Le frasi motivazionali da boomer, diventate funny quote stampate su tazze e cuscini della generazione Millennial e degenerate nella “positività tossica” di cui si parla in questo articolo, sono un’altra risposta all’incapacità di negoziare con la collettività, respingendo ogni feedback esterno così da chiudersi in sé e non intraprendere un lavoro interiore complesso che ha bisogno della relazione con l’esterno, necessario all’individuazione del proprio centro di gravità, di una comfort zone solida che parte da dentro di noi e si struttura nel dialogo con l’esterno.
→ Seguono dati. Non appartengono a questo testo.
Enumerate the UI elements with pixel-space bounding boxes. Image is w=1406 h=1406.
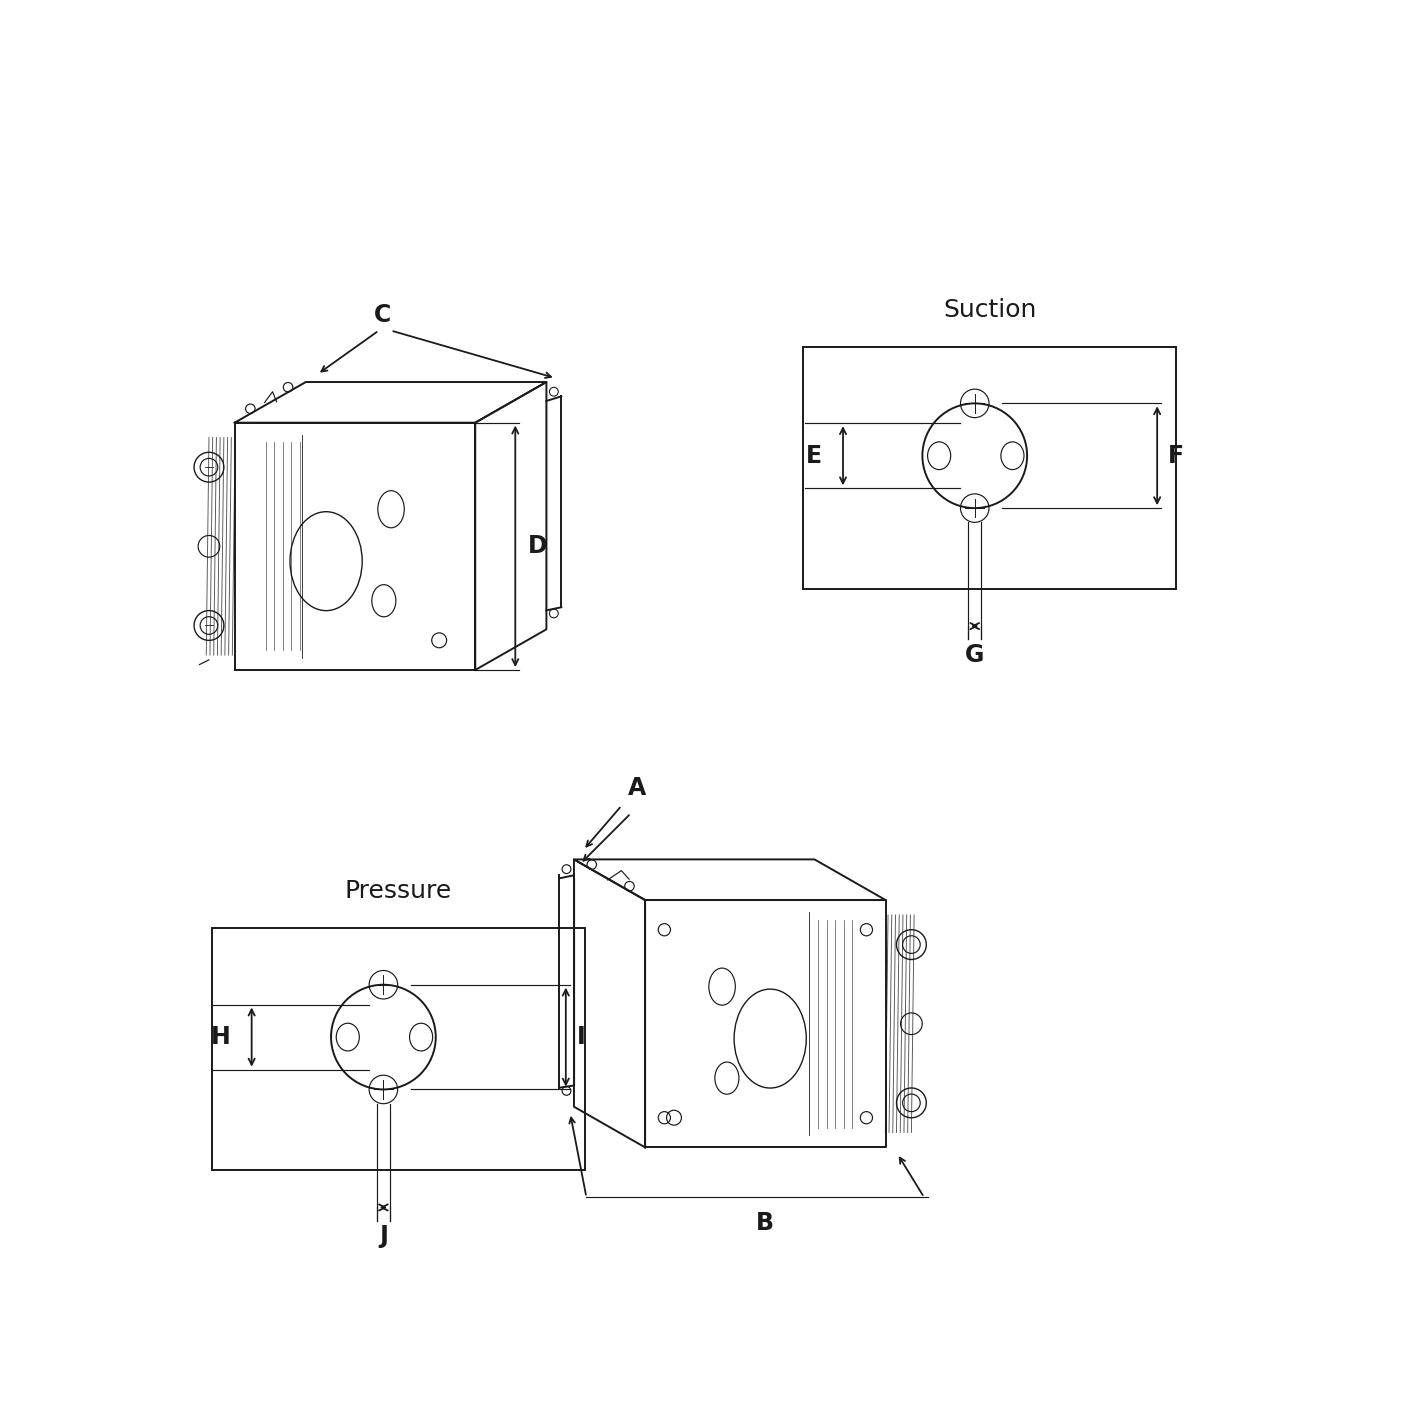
Text: D: D (527, 534, 547, 558)
Text: A: A (628, 776, 647, 800)
Text: Suction: Suction (943, 298, 1036, 322)
Text: C: C (374, 302, 391, 326)
Text: E: E (806, 444, 823, 468)
Text: B: B (756, 1212, 773, 1236)
Text: H: H (211, 1025, 231, 1049)
Bar (212, 928, 585, 1170)
Text: F: F (1168, 444, 1184, 468)
Bar (803, 347, 1177, 589)
Text: J: J (380, 1225, 388, 1249)
Text: Pressure: Pressure (344, 879, 451, 903)
Text: G: G (965, 643, 984, 666)
Text: I: I (576, 1025, 585, 1049)
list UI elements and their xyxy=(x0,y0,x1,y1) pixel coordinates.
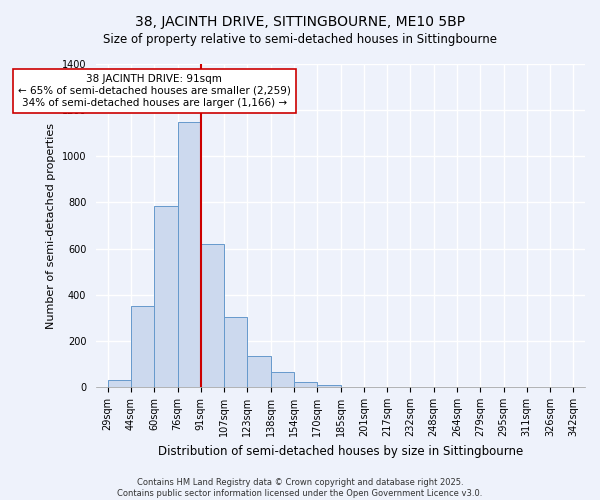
Bar xyxy=(224,316,247,387)
Text: Contains HM Land Registry data © Crown copyright and database right 2025.
Contai: Contains HM Land Registry data © Crown c… xyxy=(118,478,482,498)
X-axis label: Distribution of semi-detached houses by size in Sittingbourne: Distribution of semi-detached houses by … xyxy=(158,444,523,458)
Bar xyxy=(178,122,201,387)
Bar xyxy=(271,372,294,387)
Bar xyxy=(201,244,224,387)
Bar xyxy=(154,206,178,387)
Text: 38, JACINTH DRIVE, SITTINGBOURNE, ME10 5BP: 38, JACINTH DRIVE, SITTINGBOURNE, ME10 5… xyxy=(135,15,465,29)
Bar xyxy=(247,356,271,387)
Bar xyxy=(294,382,317,387)
Text: 38 JACINTH DRIVE: 91sqm
← 65% of semi-detached houses are smaller (2,259)
34% of: 38 JACINTH DRIVE: 91sqm ← 65% of semi-de… xyxy=(18,74,291,108)
Bar xyxy=(131,306,154,387)
Bar xyxy=(108,380,131,387)
Text: Size of property relative to semi-detached houses in Sittingbourne: Size of property relative to semi-detach… xyxy=(103,32,497,46)
Y-axis label: Number of semi-detached properties: Number of semi-detached properties xyxy=(46,122,56,328)
Bar xyxy=(317,385,341,387)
Perché “è proprio all’interno del mito dell’autonomia che si sono formate le norme del patriarcato, e per questo l’unica risposta è la cultura della cura che non considera la dipendenza come una fragilità o una malattia, un limite a definirsi, ma una modalità costitutiva di ogni soggettività che vive in relazione alle altre soggettività. L’essere con è la condizione esistenziale di ogni soggettività” – citando Astri Amari. Ed ecco che l’oversharing, agito con consapevolezza e consenso, può diventare una pratica radicale di inversione della tendenza dominante, in cui l’apertura bidirezionale verso l’altro “sfida non solo la dicotomia capitalista tra ‘autonomia’ e ‘dipendenza’ ma anche quella tra ‘successo’ e ‘fallimento'”.